Shulamit, was hat dich ursprünglich dazu bewogen, Ton als dein Hauptmedium zu wählen?
Ich liebe Geschichte – das ist der beste Klatsch und Tratsch, den es gibt. Um einen breiten Überblick zu bekommen, habe ich Archäologie und Kunstgeschichte studiert, wodurch ich mich der stofflichen Kultur näherte. Von da an war es für mich unvermeidlich, meine Hände in den Lehm zu stecken. Die Arbeit mit Ton weckte meine Neugierde auf die Umwandlung von Material und führte mich schließlich zur Geologie – zu den Schichten der Zeit, die nun in meine Arbeit einfliessen.

Du erwähnst, Du hast unter anderem Archäologie studiert. Integrierst Du Dein Wissen über die Ausgrabungsarbeit in Deine aktuellen Arbeitsmethoden?

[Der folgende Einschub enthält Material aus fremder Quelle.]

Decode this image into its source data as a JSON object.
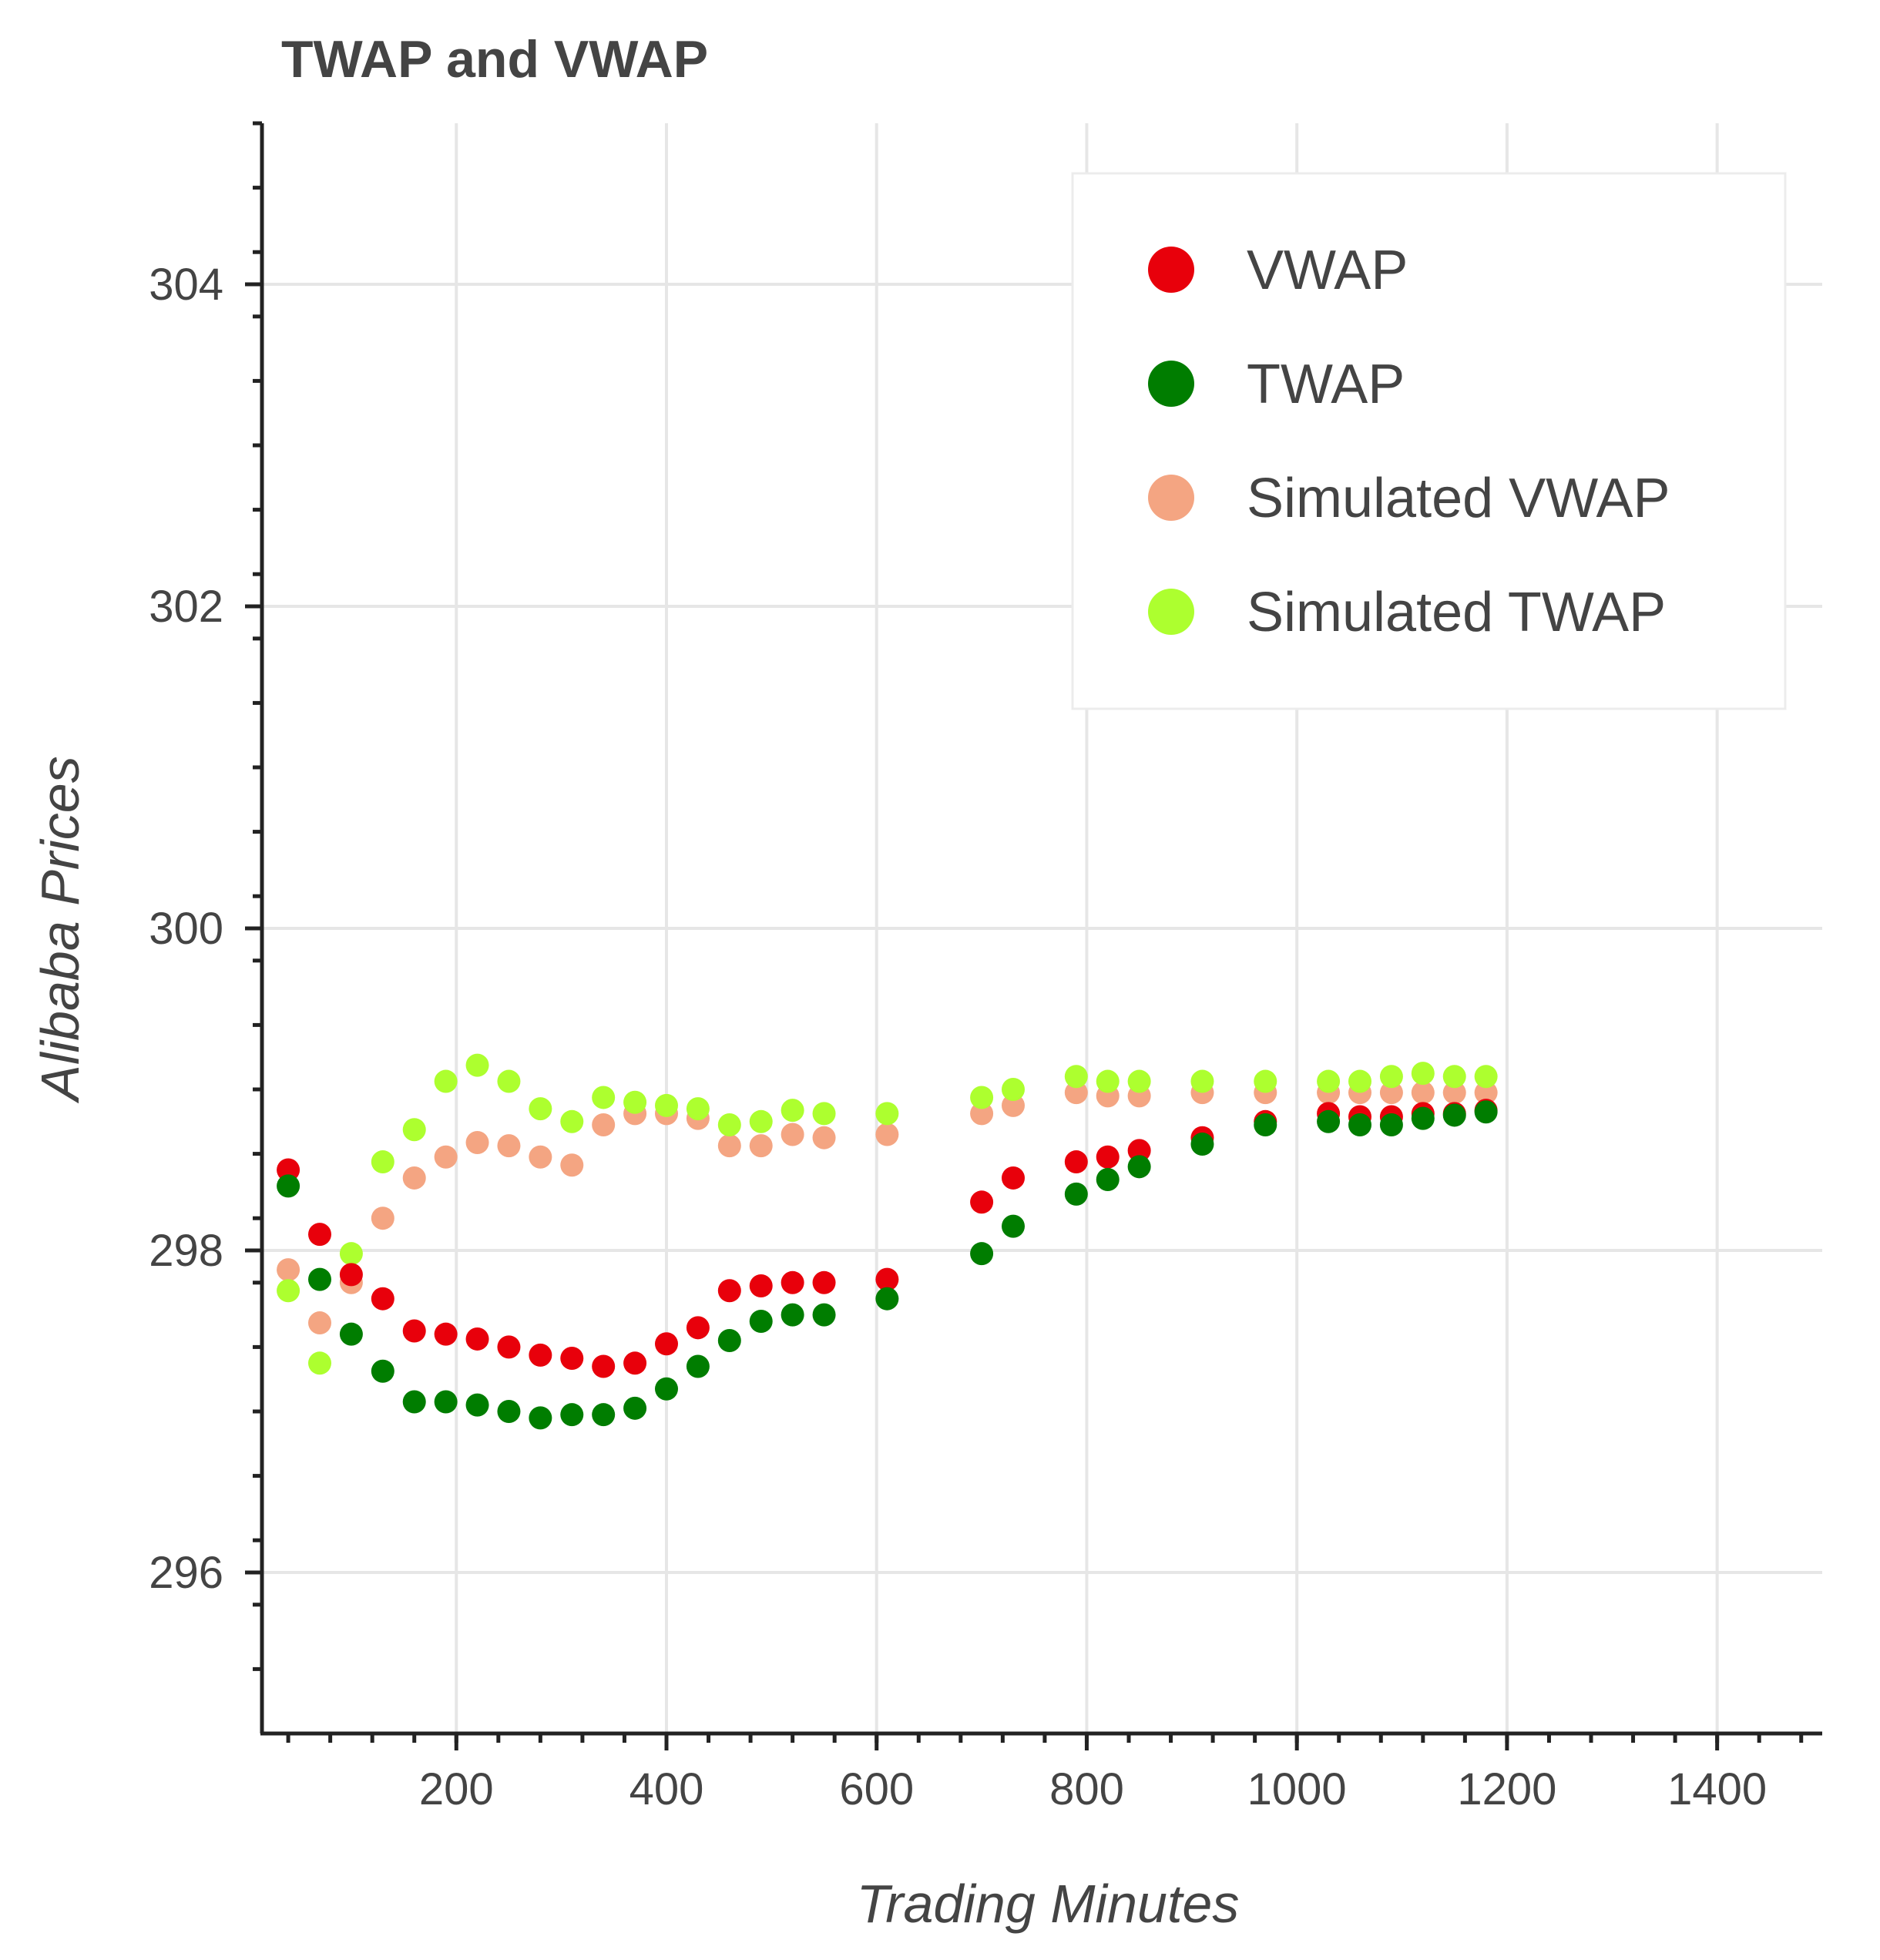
{
  "chart_data": {
    "type": "scatter",
    "title": "TWAP and VWAP",
    "xlabel": "Trading Minutes",
    "ylabel": "Alibaba Prices",
    "xlim": [
      15,
      1500
    ],
    "ylim": [
      295,
      305
    ],
    "x_ticks": [
      200,
      400,
      600,
      800,
      1000,
      1200,
      1400
    ],
    "y_ticks": [
      296,
      298,
      300,
      302,
      304
    ],
    "grid": true,
    "legend_position": "top-right",
    "x": [
      40,
      70,
      100,
      130,
      160,
      190,
      220,
      250,
      280,
      310,
      340,
      370,
      400,
      430,
      460,
      490,
      520,
      550,
      610,
      700,
      730,
      790,
      820,
      850,
      910,
      970,
      1030,
      1060,
      1090,
      1120,
      1150,
      1180
    ],
    "series": [
      {
        "name": "VWAP",
        "color": "#e8000b",
        "values": [
          298.5,
          298.1,
          297.85,
          297.7,
          297.5,
          297.48,
          297.45,
          297.4,
          297.35,
          297.33,
          297.28,
          297.3,
          297.42,
          297.52,
          297.75,
          297.78,
          297.8,
          297.8,
          297.82,
          298.3,
          298.45,
          298.55,
          298.58,
          298.62,
          298.7,
          298.8,
          298.85,
          298.83,
          298.83,
          298.85,
          298.85,
          298.87
        ]
      },
      {
        "name": "TWAP",
        "color": "#007d00",
        "values": [
          298.4,
          297.82,
          297.48,
          297.25,
          297.06,
          297.06,
          297.04,
          297.0,
          296.96,
          296.98,
          296.98,
          297.02,
          297.14,
          297.28,
          297.44,
          297.56,
          297.6,
          297.6,
          297.7,
          297.98,
          298.15,
          298.35,
          298.44,
          298.52,
          298.66,
          298.78,
          298.8,
          298.78,
          298.78,
          298.82,
          298.84,
          298.86
        ]
      },
      {
        "name": "Simulated VWAP",
        "color": "#f4a582",
        "values": [
          297.88,
          297.55,
          297.8,
          298.2,
          298.45,
          298.58,
          298.67,
          298.65,
          298.58,
          298.53,
          298.78,
          298.85,
          298.85,
          298.82,
          298.65,
          298.65,
          298.72,
          298.7,
          298.72,
          298.85,
          298.9,
          298.98,
          298.96,
          298.96,
          298.98,
          298.98,
          298.98,
          298.98,
          298.98,
          298.98,
          298.98,
          298.98
        ]
      },
      {
        "name": "Simulated TWAP",
        "color": "#adff2f",
        "values": [
          297.75,
          297.3,
          297.98,
          298.55,
          298.75,
          299.05,
          299.15,
          299.05,
          298.88,
          298.8,
          298.95,
          298.92,
          298.9,
          298.88,
          298.78,
          298.8,
          298.87,
          298.85,
          298.85,
          298.95,
          299.0,
          299.08,
          299.05,
          299.05,
          299.05,
          299.05,
          299.05,
          299.05,
          299.08,
          299.1,
          299.08,
          299.08
        ]
      }
    ]
  }
}
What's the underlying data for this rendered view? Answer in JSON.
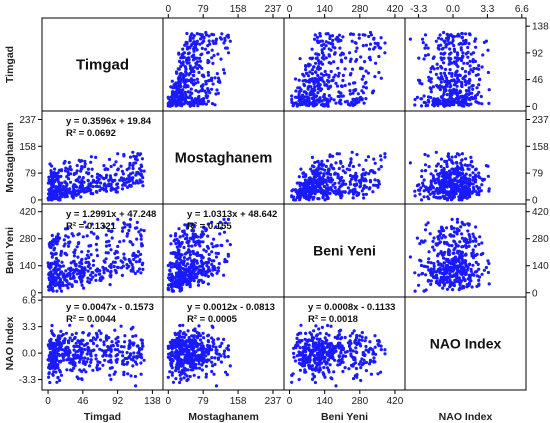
{
  "chart_data": {
    "type": "scatter",
    "variables": [
      {
        "name": "Timgad",
        "ticks": [
          "0",
          "46",
          "92",
          "138"
        ],
        "range": [
          -8,
          152
        ]
      },
      {
        "name": "Mostaghanem",
        "ticks": [
          "0",
          "79",
          "158",
          "237"
        ],
        "range": [
          -12,
          262
        ]
      },
      {
        "name": "Beni Yeni",
        "ticks": [
          "0",
          "140",
          "280",
          "420"
        ],
        "range": [
          -22,
          460
        ]
      },
      {
        "name": "NAO Index",
        "ticks": [
          "-3.3",
          "0.0",
          "3.3",
          "6.6"
        ],
        "range": [
          -4.6,
          7.0
        ]
      }
    ],
    "bottom_labels": [
      "Timgad",
      "Mostaghanem",
      "Beni Yeni",
      "NAO Index"
    ],
    "left_labels": [
      "Timgad",
      "Mostaghanem",
      "Beni Yeni",
      "NAO Index"
    ],
    "regressions": [
      {
        "row": 1,
        "col": 0,
        "equation": "y = 0.3596x + 19.84",
        "r2": "R² = 0.0692",
        "slope": 0.3596,
        "intercept": 19.84
      },
      {
        "row": 2,
        "col": 0,
        "equation": "y = 1.2991x + 47.248",
        "r2": "R² = 0.1321",
        "slope": 1.2991,
        "intercept": 47.248
      },
      {
        "row": 2,
        "col": 1,
        "equation": "y = 1.0313x + 48.642",
        "r2": "R² = 0.155",
        "slope": 1.0313,
        "intercept": 48.642
      },
      {
        "row": 3,
        "col": 0,
        "equation": "y = 0.0047x - 0.1573",
        "r2": "R² = 0.0044",
        "slope": 0.0047,
        "intercept": -0.1573
      },
      {
        "row": 3,
        "col": 1,
        "equation": "y = 0.0012x - 0.0813",
        "r2": "R² = 0.0005",
        "slope": 0.0012,
        "intercept": -0.0813
      },
      {
        "row": 3,
        "col": 2,
        "equation": "y = 0.0008x - 0.1133",
        "r2": "R² = 0.0018",
        "slope": 0.0008,
        "intercept": -0.1133
      }
    ],
    "point_color": "#1a1aff",
    "n_points": 420
  }
}
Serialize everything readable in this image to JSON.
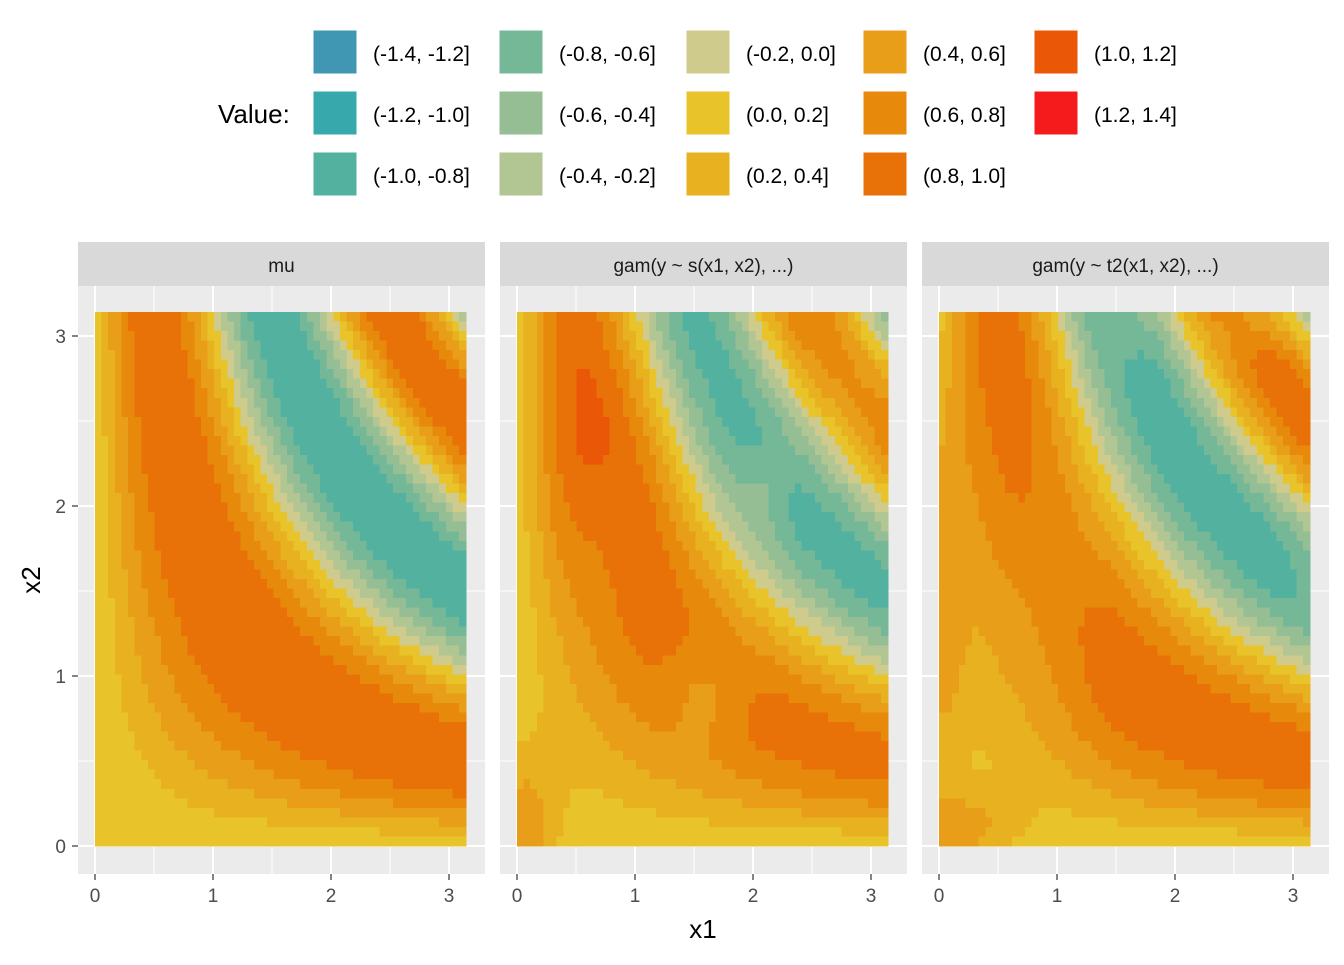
{
  "chart_data": {
    "type": "heatmap",
    "subtype": "filled-contour",
    "legend": {
      "title": "Value:",
      "position": "top",
      "bins": [
        {
          "label": "(-1.4, -1.2]",
          "color": "#3f97b3"
        },
        {
          "label": "(-1.2, -1.0]",
          "color": "#37a8ab"
        },
        {
          "label": "(-1.0, -0.8]",
          "color": "#53b1a0"
        },
        {
          "label": "(-0.8, -0.6]",
          "color": "#74b898"
        },
        {
          "label": "(-0.6, -0.4]",
          "color": "#95be94"
        },
        {
          "label": "(-0.4, -0.2]",
          "color": "#b1c692"
        },
        {
          "label": "(-0.2, 0.0]",
          "color": "#cfcb8d"
        },
        {
          "label": "(0.0, 0.2]",
          "color": "#e9c32a"
        },
        {
          "label": "(0.2, 0.4]",
          "color": "#e8b11f"
        },
        {
          "label": "(0.4, 0.6]",
          "color": "#e89e18"
        },
        {
          "label": "(0.6, 0.8]",
          "color": "#e78a0b"
        },
        {
          "label": "(0.8, 1.0]",
          "color": "#e87207"
        },
        {
          "label": "(1.0, 1.2]",
          "color": "#ea5706"
        },
        {
          "label": "(1.2, 1.4]",
          "color": "#f51b1c"
        }
      ]
    },
    "xlabel": "x1",
    "ylabel": "x2",
    "xlim": [
      -0.16,
      3.3
    ],
    "ylim": [
      -0.16,
      3.3
    ],
    "x_ticks": [
      0,
      1,
      2,
      3
    ],
    "y_ticks": [
      0,
      1,
      2,
      3
    ],
    "grid": true,
    "domain": [
      0,
      3.1416
    ],
    "panels": [
      {
        "title": "mu"
      },
      {
        "title": "gam(y ~ s(x1, x2), ...)"
      },
      {
        "title": "gam(y ~ t2(x1, x2), ...)"
      }
    ]
  }
}
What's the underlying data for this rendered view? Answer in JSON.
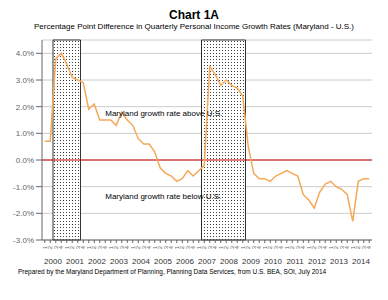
{
  "chart_data": {
    "type": "line",
    "title": "Chart 1A",
    "subtitle": "Percentage Point Difference in Quarterly Personal Income Growth Rates (Maryland - U.S.)",
    "footer": "Prepared by the Maryland Department of Planning, Planning Data Services, from U.S. BEA, SOI, July 2014",
    "categories": [
      "1",
      "2",
      "3",
      "4",
      "1",
      "2",
      "3",
      "4",
      "1",
      "2",
      "3",
      "4",
      "1",
      "2",
      "3",
      "4",
      "1",
      "2",
      "3",
      "4",
      "1",
      "2",
      "3",
      "4",
      "1",
      "2",
      "3",
      "4",
      "1",
      "2",
      "3",
      "4",
      "1",
      "2",
      "3",
      "4",
      "1",
      "2",
      "3",
      "4",
      "1",
      "2",
      "3",
      "4",
      "1",
      "2",
      "3",
      "4",
      "1",
      "2",
      "3",
      "4",
      "1",
      "2",
      "3",
      "4",
      "1",
      "2",
      "3",
      "4"
    ],
    "year_labels": [
      "2000",
      "2001",
      "2002",
      "2003",
      "2004",
      "2005",
      "2006",
      "2007",
      "2008",
      "2009",
      "2010",
      "2011",
      "2012",
      "2013",
      "2014"
    ],
    "values": [
      0.7,
      0.7,
      3.8,
      4.0,
      3.6,
      3.1,
      3.0,
      2.9,
      1.9,
      2.1,
      1.5,
      1.5,
      1.5,
      1.3,
      1.8,
      1.5,
      1.3,
      0.8,
      0.6,
      0.6,
      0.3,
      -0.3,
      -0.5,
      -0.6,
      -0.8,
      -0.7,
      -0.4,
      -0.6,
      -0.4,
      -0.2,
      3.5,
      3.2,
      2.8,
      3.0,
      2.8,
      2.7,
      2.4,
      0.5,
      -0.5,
      -0.7,
      -0.7,
      -0.8,
      -0.6,
      -0.5,
      -0.4,
      -0.5,
      -0.6,
      -1.3,
      -1.5,
      -1.8,
      -1.2,
      -0.9,
      -0.8,
      -1.0,
      -1.1,
      -1.3,
      -2.3,
      -0.8,
      -0.7,
      -0.7
    ],
    "color": "#F5A857",
    "ylim": [
      -3.0,
      4.5
    ],
    "yticks": [
      {
        "value": -3.0,
        "label": "-3.0%"
      },
      {
        "value": -2.0,
        "label": "-2.0%"
      },
      {
        "value": -1.0,
        "label": "-1.0%"
      },
      {
        "value": 0.0,
        "label": "0.0%"
      },
      {
        "value": 1.0,
        "label": "1.0%"
      },
      {
        "value": 2.0,
        "label": "2.0%"
      },
      {
        "value": 3.0,
        "label": "3.0%"
      },
      {
        "value": 4.0,
        "label": "4.0%"
      }
    ],
    "grid": true,
    "reference_line": {
      "y": 0,
      "color": "#CC0000"
    },
    "shaded_ranges": [
      {
        "start": 2,
        "end": 6
      },
      {
        "start": 29,
        "end": 36
      }
    ],
    "annotations": [
      {
        "text": "Maryland growth rate above U.S.",
        "x": 11,
        "y": 1.65
      },
      {
        "text": "Maryland growth rate below U.S.",
        "x": 11,
        "y": -1.45
      }
    ]
  }
}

Nicht direkt, aber die Idee einer entfernten Botschaft aus der Vergangenheit ist immer präsent. Fragmente meiner Arbeit könnten ja eines Tages, in ferner Zukunft, ausgegraben werden; ich sehe mich selbst als ein kleines Glied einer langen Kette von Schöpfern. 2015 nahm ich an einer Gruppenausstellung mit dem Titel „Quest” im Fotomuseum in Tel Hai teil. Zu dieser Ausstellung waren Künstler eingeladen worden, auf ein archäologisches Objekt aus einer Museumssammlung zu reagieren. Ich wählte einen aus Zypern stammenden Krug aus dem 8. Jahrhundert v. Chr., ein Objekt, das mich seit meinem Archäologiestudium begleitet. Sein Fischmotiv wirkt auffallend zeitgemäss, insbesondere durch seine Zurückhaltung und die großzügige Verwendung von Leerraum.